The global car park will almost double by 2045, to 2.6 billion units, but the share of electric transport in it will increase to 20%, follows from the forecast. The number of electric vehicles will reach 500 million by 2045.
“Long-term growth in oil demand will be limited by the increasing penetration of electric transport into the lives of consumers,” OPEC experts write. Therefore, the demand for oil in the transport segment will stably stay in the corridor of 46-46.5 million barrels per day until 2045, OPEC believes.
At the same time, cars with an internal combustion engine will continue to occupy a large share – 76%, which will be mainly provided by demand from developing countries.
The transition to electric motors is happening at a faster pace than predicted in last year’s report, the report noted. It also notes that the crisis caused by the pandemic has not greatly affected the electric car market.
A massive shift to electric vehicles will lead to an increase in energy consumption, but at the expense of alternative energy sources.
“This will hit the share of oil in the energy balance,” the report says. At the same time, OPEC experts add that the trend will affect not only the transport sector, but also industry, housing and communal services and generation.
Russia will stabilize production after 2026
Russia in the period until 2026 can increase oil and gas condensate production from 10.6 million b / d to 11.5 million b / d against the background of the launch of new projects and the end of restrictions in OPEC +, follows from the long-term forecast.
“After 2026, a long plateau of production is predicted, but by 2045, production will begin to decline,” the OPEC forecast says.
US to slow production after 2030
The United States will begin to actively recover oil production from 2022 until reaching a production peak by 2030. Other countries, like the United States, which are not members of OPEC, will begin to reduce oil production after 2030. This will lead to an increase in the share of OPEC countries in world production, follows from the long-term forecast.
OPEC expects that the favorable price environment will force American oil producers to restore production, which has been frozen due to the consequences of the pandemic.

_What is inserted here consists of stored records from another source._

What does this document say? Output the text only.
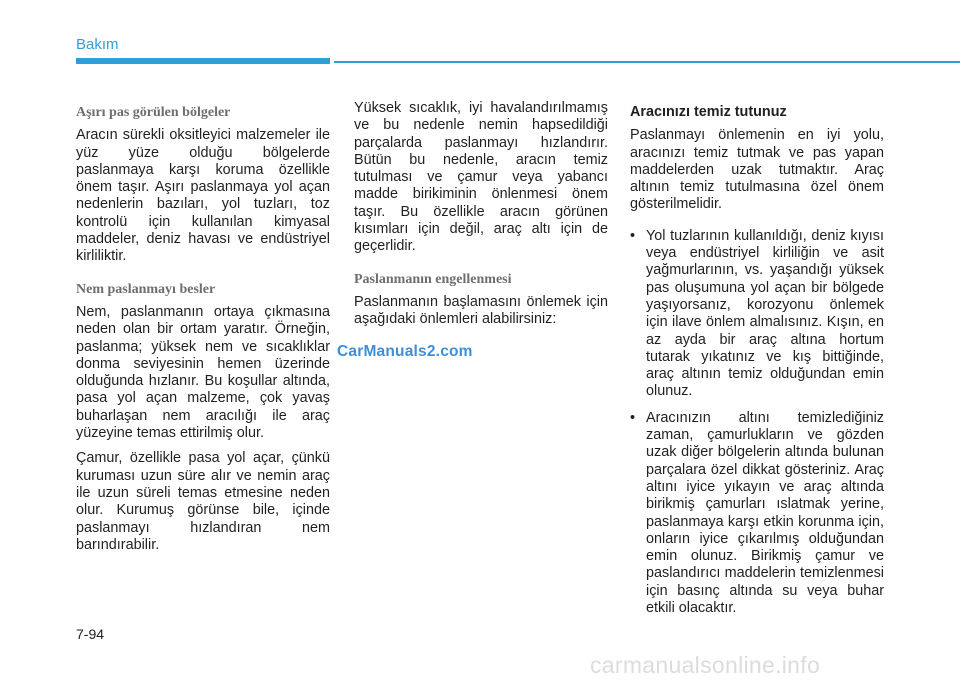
Bakım
Aşırı pas görülen bölgeler

Aracın sürekli oksitleyici malzemeler ile yüz yüze olduğu bölgelerde paslanmaya karşı koruma özellikle önem taşır. Aşırı paslanmaya yol açan nedenlerin bazıları, yol tuzları, toz kontrolü için kullanılan kimyasal maddeler, deniz havası ve endüstriyel kirliliktir.

Nem paslanmayı besler

Nem, paslanmanın ortaya çıkmasına neden olan bir ortam yaratır. Örneğin, paslanma; yüksek nem ve sıcaklıklar donma seviyesinin hemen üzerinde olduğunda hızlanır. Bu koşullar altında, pasa yol açan malzeme, çok yavaş buharlaşan nem aracılığı ile araç yüzeyine temas ettirilmiş olur.

Çamur, özellikle pasa yol açar, çünkü kuruması uzun süre alır ve nemin araç ile uzun süreli temas etmesine neden olur. Kurumuş görünse bile, içinde paslanmayı hızlandıran nem barındırabilir.

Yüksek sıcaklık, iyi havalandırılmamış ve bu nedenle nemin hapsedildiği parçalarda paslanmayı hızlandırır. Bütün bu nedenle, aracın temiz tutulması ve çamur veya yabancı madde birikiminin önlenmesi önem taşır. Bu özellikle aracın görünen kısımları için değil, araç altı için de geçerlidir.

Paslanmanın engellenmesi

Paslanmanın başlamasını önlemek için aşağıdaki önlemleri alabilirsiniz:

Aracınızı temiz tutunuz

Paslanmayı önlemenin en iyi yolu, aracınızı temiz tutmak ve pas yapan maddelerden uzak tutmaktır. Araç altının temiz tutulmasına özel önem gösterilmelidir.

• Yol tuzlarının kullanıldığı, deniz kıyısı veya endüstriyel kirliliğin ve asit yağmurlarının, vs. yaşandığı yüksek pas oluşumuna yol açan bir bölgede yaşıyorsanız, korozyonu önlemek için ilave önlem almalısınız. Kışın, en az ayda bir araç altına hortum tutarak yıkatınız ve kış bittiğinde, araç altının temiz olduğundan emin olunuz.
• Aracınızın altını temizlediğiniz zaman, çamurlukların ve gözden uzak diğer bölgelerin altında bulunan parçalara özel dikkat gösteriniz. Araç altını iyice yıkayın ve araç altında birikmiş çamurları ıslatmak yerine, paslanmaya karşı etkin korunma için, onların iyice çıkarılmış olduğundan emin olunuz. Birikmiş çamur ve paslandırıcı maddelerin temizlenmesi için basınç altında su veya buhar etkili olacaktır.
CarManuals2.com
7-94
carmanualsonline.info
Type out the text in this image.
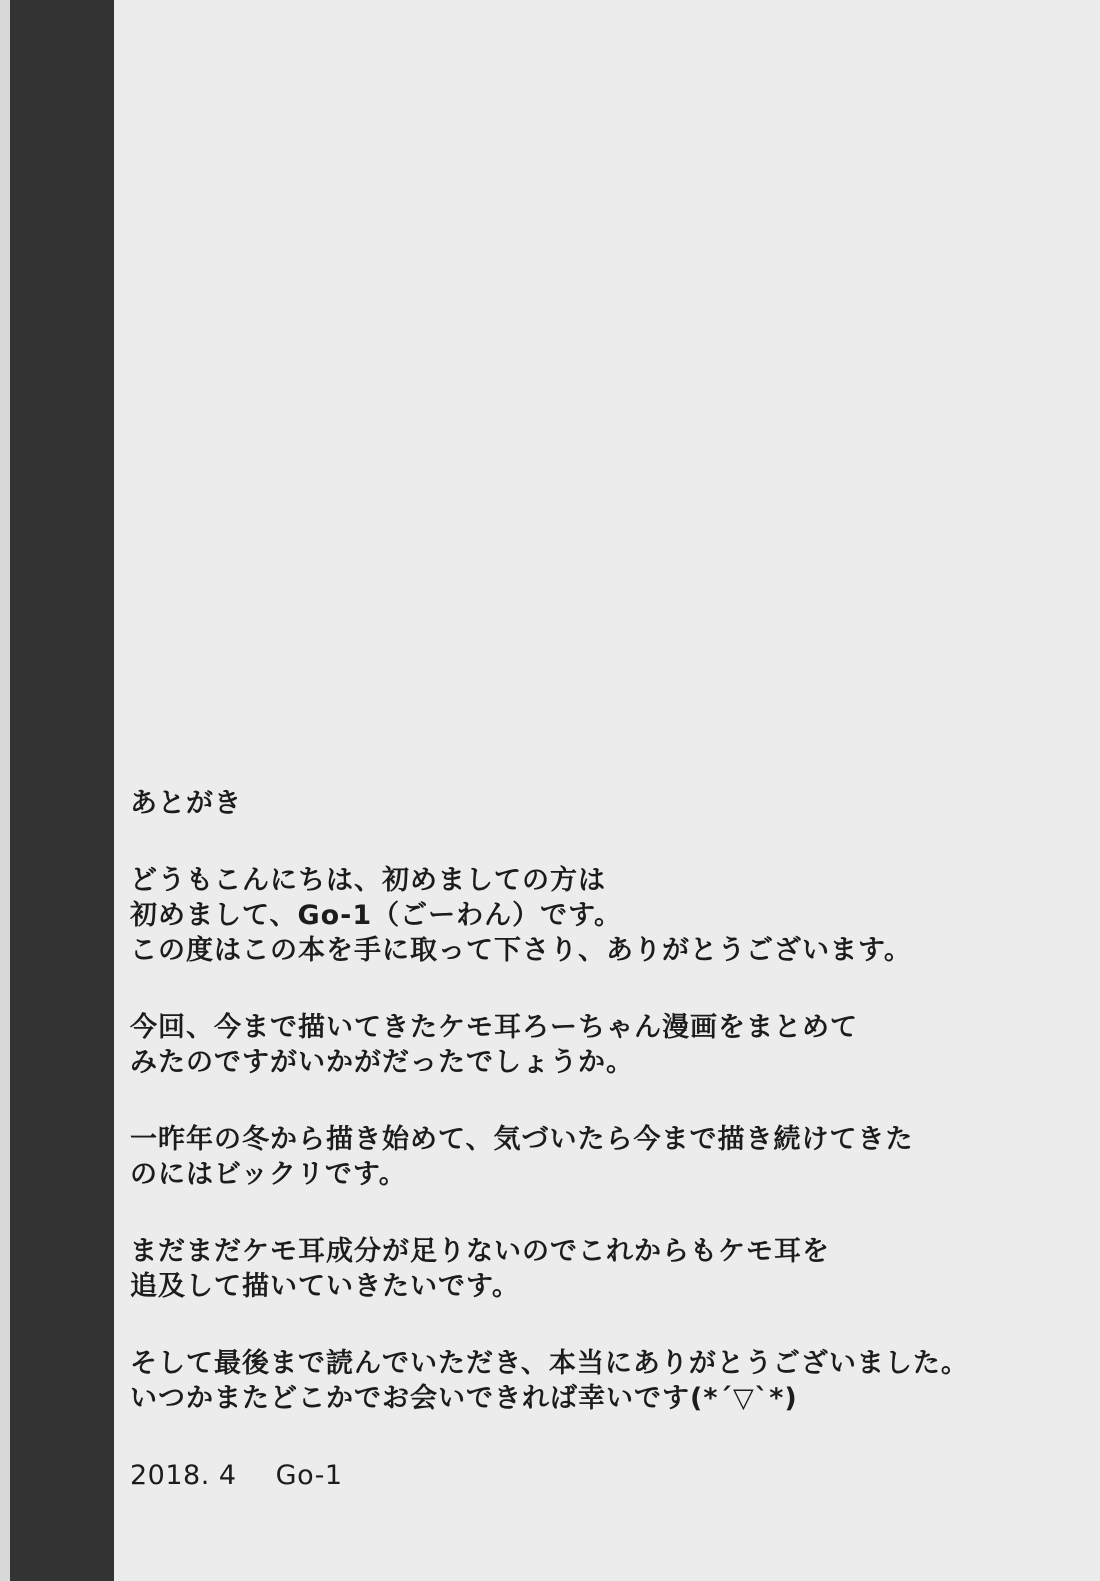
あとがき
どうもこんにちは、初めましての方は
初めまして、Go-1（ごーわん）です。
この度はこの本を手に取って下さり、ありがとうございます。
今回、今まで描いてきたケモ耳ろーちゃん漫画をまとめて
みたのですがいかがだったでしょうか。
一昨年の冬から描き始めて、気づいたら今まで描き続けてきた
のにはビックリです。
まだまだケモ耳成分が足りないのでこれからもケモ耳を
追及して描いていきたいです。
そして最後まで読んでいただき、本当にありがとうございました。
いつかまたどこかでお会いできれば幸いです(*´▽`*)
2018. 4 Go-1
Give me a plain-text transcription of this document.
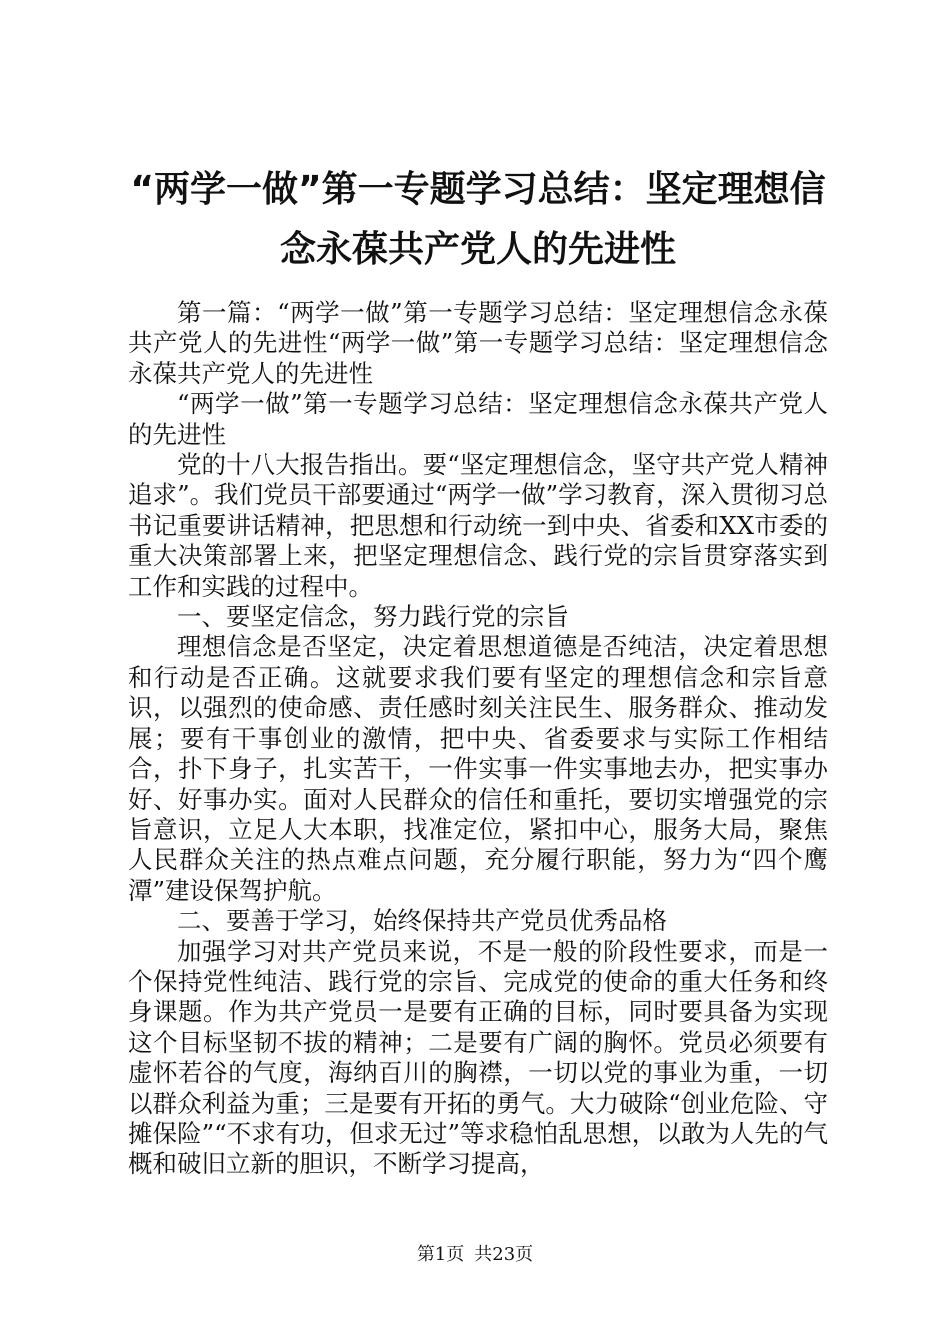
“两学一做”第一专题学习总结：坚定理想信念永葆共产党人的先进性

第一篇：“两学一做”第一专题学习总结：坚定理想信念永葆共产党人的先进性“两学一做”第一专题学习总结：坚定理想信念永葆共产党人的先进性

“两学一做”第一专题学习总结：坚定理想信念永葆共产党人的先进性

党的十八大报告指出。要“坚定理想信念，坚守共产党人精神追求”。我们党员干部要通过“两学一做”学习教育，深入贯彻习总书记重要讲话精神，把思想和行动统一到中央、省委和XX市委的重大决策部署上来，把坚定理想信念、践行党的宗旨贯穿落实到工作和实践的过程中。

一、要坚定信念，努力践行党的宗旨

理想信念是否坚定，决定着思想道德是否纯洁，决定着思想和行动是否正确。这就要求我们要有坚定的理想信念和宗旨意识，以强烈的使命感、责任感时刻关注民生、服务群众、推动发展；要有干事创业的激情，把中央、省委要求与实际工作相结合，扑下身子，扎实苦干，一件实事一件实事地去办，把实事办好、好事办实。面对人民群众的信任和重托，要切实增强党的宗旨意识，立足人大本职，找准定位，紧扣中心，服务大局，聚焦人民群众关注的热点难点问题，充分履行职能，努力为“四个鹰潭”建设保驾护航。

二、要善于学习，始终保持共产党员优秀品格

加强学习对共产党员来说，不是一般的阶段性要求，而是一个保持党性纯洁、践行党的宗旨、完成党的使命的重大任务和终身课题。作为共产党员一是要有正确的目标，同时要具备为实现这个目标坚韧不拔的精神；二是要有广阔的胸怀。党员必须要有虚怀若谷的气度，海纳百川的胸襟，一切以党的事业为重，一切以群众利益为重；三是要有开拓的勇气。大力破除“创业危险、守摊保险”“不求有功，但求无过”等求稳怕乱思想，以敢为人先的气概和破旧立新的胆识，不断学习提高，

第1页 共23页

Production in the United States will grow from 11.5 million bpd in 2020 to 14.8 million bpd in 2026, according to the OPEC forecast. I can reach the peak production of 15.2 million b / d by the end of the 2020s. At the same time, the total production of liquid hydrocarbons by this time may increase to 20.5 million bpd.
Other non-OPEC countries will also reach peak production by 2030 – at 71 million bpd, OPEC expects. By 2045, this figure has already dropped to 65.5 million bpd. In contrast, OPEC production will increase from 35.7 million b / d in 2030 to 42.7 million b / d in 2045. OPEC’s share of the global oil market will increase from 33% to 39% by 2045.